My good guys murder people. They slowly carve runes onto them to help defeat the bad guys. Sure they try to use "society's worst" people for the rituals, but realistically that doesn't always happen.
This is revealed to the main character and when the MC pushes, the good guys are unapologetic about all of it (similar to how the first paragraph is written). Of course MC shuns them and dissociates himself with them.
My goal is to make the MC come to view the good guys as Good Guys.
Eventually, MC realizes that the killing is necessary and comes to accept the good guys. But I can't get him to go from accepting what they're doing as necessary to then believing they're Good Guys. How can I make this leap? What am I missing?
Edit: In response to a comment, I'm not asking a "what to write" or what my plot should be or how the world should work. Rather, I'm trying to make a character pull a full 180 on their perspective of "right" and "wrong" or what is "good." I've begun the turn and am (what I feel to be) about halfway--my MC has accepted what's happening as necessary but still feels uneasy about it. I'm asking about how I can push a character over the edge and twist their beliefs while making it more believable than "He woke up the next day thinking they were good." What should I focus on to make this believable? At the moment, I feel like anything I do will be clearly fake.
This post was sourced from https://writers.stackexchange.com/q/40511. It is licensed under CC BY-SA 3.0.
1 answer
How can I make this leap?
The MC needs proof he cannot deny. Perhaps, by his own hand, he doesn't just shun them, he takes action to prevent this ritualistic murder from happening. What are the consequences of that?
There better be some consequences, or these ritual murders are not accomplishing a damn thing!
But there are consequences, weird consequences that cause extreme pain or even death to innocents, perhaps to children. And the weirdest thing about these consequences are that they are precisely what the "good guys" told the MC would happen; and they are too magical or weird for the good guys to have done this harm themselves.
In short, the MC believes this is proof the good guys were right. Once he knows that, he can still try to squirm and see if there is any other way to prevent the consequences without having to commit torture and murder. Perhaps that is part of the plot, him trying and failing to find an alternative (or eventually trying and succeeding).

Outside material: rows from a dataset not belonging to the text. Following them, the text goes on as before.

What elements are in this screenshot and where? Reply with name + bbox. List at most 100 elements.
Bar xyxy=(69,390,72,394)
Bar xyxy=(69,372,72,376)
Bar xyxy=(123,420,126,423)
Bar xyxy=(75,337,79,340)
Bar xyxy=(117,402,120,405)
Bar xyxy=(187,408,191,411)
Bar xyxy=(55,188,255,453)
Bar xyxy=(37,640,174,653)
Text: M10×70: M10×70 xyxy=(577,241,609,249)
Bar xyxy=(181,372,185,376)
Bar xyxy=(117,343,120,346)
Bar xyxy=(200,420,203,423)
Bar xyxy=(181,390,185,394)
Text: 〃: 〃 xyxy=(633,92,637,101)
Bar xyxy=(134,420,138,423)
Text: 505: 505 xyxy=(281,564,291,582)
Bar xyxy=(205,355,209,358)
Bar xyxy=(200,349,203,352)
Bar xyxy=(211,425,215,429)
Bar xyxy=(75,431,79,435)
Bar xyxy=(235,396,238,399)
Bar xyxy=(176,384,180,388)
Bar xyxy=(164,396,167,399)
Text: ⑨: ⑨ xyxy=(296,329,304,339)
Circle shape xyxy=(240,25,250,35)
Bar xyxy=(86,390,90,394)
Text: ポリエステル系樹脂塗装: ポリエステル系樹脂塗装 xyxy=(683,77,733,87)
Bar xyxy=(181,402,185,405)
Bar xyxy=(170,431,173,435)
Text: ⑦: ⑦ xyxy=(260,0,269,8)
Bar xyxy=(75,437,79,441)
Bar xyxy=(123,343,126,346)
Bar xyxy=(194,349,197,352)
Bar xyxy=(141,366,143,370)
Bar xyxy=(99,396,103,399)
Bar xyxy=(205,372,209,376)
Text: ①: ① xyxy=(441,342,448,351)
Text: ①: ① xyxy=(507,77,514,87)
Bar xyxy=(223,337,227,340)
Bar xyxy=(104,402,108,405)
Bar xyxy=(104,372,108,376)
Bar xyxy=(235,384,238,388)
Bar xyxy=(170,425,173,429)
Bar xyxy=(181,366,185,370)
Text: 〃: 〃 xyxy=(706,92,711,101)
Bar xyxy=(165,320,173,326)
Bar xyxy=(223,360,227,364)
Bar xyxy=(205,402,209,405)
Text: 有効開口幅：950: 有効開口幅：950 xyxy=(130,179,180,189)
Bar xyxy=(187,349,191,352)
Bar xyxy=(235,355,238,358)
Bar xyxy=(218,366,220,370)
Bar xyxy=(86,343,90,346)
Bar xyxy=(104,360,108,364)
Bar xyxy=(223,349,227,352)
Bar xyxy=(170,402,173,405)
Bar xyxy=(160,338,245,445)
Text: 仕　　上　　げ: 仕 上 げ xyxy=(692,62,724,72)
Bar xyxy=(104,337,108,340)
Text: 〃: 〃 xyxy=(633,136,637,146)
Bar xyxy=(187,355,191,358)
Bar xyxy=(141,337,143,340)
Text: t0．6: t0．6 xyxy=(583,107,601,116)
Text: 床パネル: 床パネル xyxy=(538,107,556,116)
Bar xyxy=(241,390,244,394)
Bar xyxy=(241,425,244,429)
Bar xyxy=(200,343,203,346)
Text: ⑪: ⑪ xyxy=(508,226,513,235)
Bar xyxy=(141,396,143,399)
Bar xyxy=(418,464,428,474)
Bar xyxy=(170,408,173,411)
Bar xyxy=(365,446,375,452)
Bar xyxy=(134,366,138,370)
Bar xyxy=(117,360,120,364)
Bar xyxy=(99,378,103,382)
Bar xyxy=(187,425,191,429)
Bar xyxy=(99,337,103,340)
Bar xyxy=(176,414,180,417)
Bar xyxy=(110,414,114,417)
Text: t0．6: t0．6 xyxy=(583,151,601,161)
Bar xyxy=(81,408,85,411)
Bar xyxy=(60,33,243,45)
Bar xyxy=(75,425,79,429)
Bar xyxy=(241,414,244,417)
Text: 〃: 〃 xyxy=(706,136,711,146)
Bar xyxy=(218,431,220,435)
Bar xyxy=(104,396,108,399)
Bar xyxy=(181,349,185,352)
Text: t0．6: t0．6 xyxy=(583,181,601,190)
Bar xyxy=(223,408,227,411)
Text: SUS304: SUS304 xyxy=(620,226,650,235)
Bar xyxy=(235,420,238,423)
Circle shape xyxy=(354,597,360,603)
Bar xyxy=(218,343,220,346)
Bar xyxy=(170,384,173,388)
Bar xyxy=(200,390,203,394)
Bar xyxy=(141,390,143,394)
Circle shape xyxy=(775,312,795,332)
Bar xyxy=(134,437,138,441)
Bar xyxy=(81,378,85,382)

But the turning point is accomplished; at this point the MC has left his "normal world" and believes the good guys are on balance doing good, and he needs to join them. How long all of this takes depends on whether you have a bigger plot in mind. Just the conversion of the MC could be a story, but it could also be a short intro into a larger story if he has a bigger problem than this to solve.
Edit: All that already happened...
The question was how to move the MC from seeing the killings as necessary, into participating in the killings.
But the answer is the same, it is still by showing the consequences of NOT killing. He thinks it is necessary? Then invent a reason that makes him the only one that can do it. One or more of the good guys dies, or gets incarcerated or otherwise taken out of the picture, so there isn't enough of them to safely capture and kill a criminal.
Your MC has to step in, or the consequences kick in. Force an emergency on him. If he truly believes the killings are necessary, he will blame himself for whatever innocents suffer if he doesn't step up when he is needed.